For me, the most interesting parts of the book are the case studies. Harvard Business School, like most law schools, takes the case study approach to learning. Students prep by reviewing real life situations and face the dreaded “cold call” at the beginning of class to explain the case to the rest of the class. Broughton peppers the book with cases from eBay, Microsoft, small companies, even a medieval farm. I learned the most from one case out of his first-semester finance class. First off, Broughton gives us a layman’s introduction into what the study of finance actually is: “finance is really about one thing: valuation. How do you put a price on an asset?
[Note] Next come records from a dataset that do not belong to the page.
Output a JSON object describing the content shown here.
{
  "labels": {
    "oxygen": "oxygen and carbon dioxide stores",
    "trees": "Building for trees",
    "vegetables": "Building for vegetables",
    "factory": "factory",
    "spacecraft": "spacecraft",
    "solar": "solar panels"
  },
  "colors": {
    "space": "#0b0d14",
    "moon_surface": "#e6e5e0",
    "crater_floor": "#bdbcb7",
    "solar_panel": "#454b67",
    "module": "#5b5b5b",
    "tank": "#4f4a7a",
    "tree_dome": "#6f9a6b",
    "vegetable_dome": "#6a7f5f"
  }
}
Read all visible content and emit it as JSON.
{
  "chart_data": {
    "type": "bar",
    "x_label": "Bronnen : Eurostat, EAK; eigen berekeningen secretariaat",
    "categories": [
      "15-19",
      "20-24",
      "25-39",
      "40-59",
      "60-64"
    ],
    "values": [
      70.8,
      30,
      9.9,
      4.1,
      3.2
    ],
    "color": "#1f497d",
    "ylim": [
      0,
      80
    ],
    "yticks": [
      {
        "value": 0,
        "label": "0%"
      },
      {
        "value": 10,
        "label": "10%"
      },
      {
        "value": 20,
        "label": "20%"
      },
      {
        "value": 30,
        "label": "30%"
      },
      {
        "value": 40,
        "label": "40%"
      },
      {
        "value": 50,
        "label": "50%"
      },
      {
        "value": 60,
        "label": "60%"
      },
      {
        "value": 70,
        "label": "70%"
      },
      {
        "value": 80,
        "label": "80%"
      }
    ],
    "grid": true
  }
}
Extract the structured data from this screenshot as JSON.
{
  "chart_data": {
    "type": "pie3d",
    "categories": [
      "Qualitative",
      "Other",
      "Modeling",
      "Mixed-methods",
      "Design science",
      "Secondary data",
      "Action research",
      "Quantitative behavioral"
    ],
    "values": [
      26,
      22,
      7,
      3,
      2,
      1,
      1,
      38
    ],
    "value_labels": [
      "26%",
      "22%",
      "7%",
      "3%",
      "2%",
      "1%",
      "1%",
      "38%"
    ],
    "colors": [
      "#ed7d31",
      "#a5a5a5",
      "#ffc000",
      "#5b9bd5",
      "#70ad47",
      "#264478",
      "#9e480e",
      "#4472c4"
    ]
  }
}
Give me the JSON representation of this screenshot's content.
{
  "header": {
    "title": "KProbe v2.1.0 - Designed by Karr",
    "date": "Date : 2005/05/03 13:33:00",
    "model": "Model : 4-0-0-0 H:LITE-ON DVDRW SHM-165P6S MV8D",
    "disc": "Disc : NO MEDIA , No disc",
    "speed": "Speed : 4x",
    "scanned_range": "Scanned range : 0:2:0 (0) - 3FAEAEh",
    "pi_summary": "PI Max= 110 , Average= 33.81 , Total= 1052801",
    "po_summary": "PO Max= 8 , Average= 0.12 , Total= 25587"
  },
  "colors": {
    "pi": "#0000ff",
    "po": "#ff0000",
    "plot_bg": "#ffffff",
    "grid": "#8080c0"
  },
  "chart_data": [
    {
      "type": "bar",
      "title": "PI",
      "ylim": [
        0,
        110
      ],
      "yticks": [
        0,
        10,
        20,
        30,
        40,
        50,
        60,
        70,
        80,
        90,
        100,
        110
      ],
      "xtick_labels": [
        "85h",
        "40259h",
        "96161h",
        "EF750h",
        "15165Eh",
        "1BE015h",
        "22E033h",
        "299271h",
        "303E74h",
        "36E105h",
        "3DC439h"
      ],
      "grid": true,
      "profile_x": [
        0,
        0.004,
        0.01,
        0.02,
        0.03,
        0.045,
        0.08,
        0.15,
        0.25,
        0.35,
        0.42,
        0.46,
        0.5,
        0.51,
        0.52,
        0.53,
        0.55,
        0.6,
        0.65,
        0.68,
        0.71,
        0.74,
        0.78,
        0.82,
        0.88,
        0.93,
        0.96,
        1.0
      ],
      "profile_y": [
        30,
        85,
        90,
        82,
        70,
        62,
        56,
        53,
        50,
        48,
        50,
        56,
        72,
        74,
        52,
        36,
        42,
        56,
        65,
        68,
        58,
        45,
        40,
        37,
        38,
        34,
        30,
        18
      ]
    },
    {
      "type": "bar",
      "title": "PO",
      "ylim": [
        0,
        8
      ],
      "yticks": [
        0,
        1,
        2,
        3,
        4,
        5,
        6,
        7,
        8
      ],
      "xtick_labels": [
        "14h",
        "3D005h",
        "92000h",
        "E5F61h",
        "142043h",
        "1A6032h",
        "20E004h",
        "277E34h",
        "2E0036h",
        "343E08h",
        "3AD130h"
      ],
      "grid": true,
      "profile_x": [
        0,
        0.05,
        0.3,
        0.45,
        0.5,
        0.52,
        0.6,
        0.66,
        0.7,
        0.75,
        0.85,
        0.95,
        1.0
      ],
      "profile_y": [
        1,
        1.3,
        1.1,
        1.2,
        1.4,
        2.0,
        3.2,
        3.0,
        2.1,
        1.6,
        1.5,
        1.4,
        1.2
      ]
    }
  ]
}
From that basic equation flows everything else.” For the world of finance, the first step is to figure out how much your assets are actually worth.
Through the comparison of one lumber company that keeps too much inventory on hand and must borrow money from the bank each month and Dell computer company, which keeps virtually no inventory and builds all its computers on order, Broughton realizes that one of the best ways to value an company is by how much available cash it has. For most companies, he says, inventory is a big evil. Instead, cash is an asset that is flexible and fluid.
Of course, I quickly made the leap here to personal finance. In my own life, I’ve been all about the inventory. For years, any cash I earned quickly went to books, clothes, and whatever else caught my fancy. A savings account was a noble idea but didn’t seem necessary to a young graduate student. Now that I’ve finally paid for all that inventory, I’m realizing that cash really is a more important asset. At the beginning of this process, I promised myself a shopping spree for paying off the credit cards. Now, like a reformed dieter who looses the taste for Twinkies, I’m not quite as excited about that spree. I do still plan to buy a few nice things, but I think I’ll keep most of that money in the bank rather than sinking it into inventory.
Even though the husband and I haven’t sorted through our financial goals yet, I know that money in the bank will never hurt us. I plan to keep living the frugal lifestyle, selling off unwanted “inventory,” and looking for ways to earn more cash. Then, in a few months, we’ll have a nice little pile to start our plans with. How about you? How do you balance between the “inventory” vs. cash equation for your personal finances?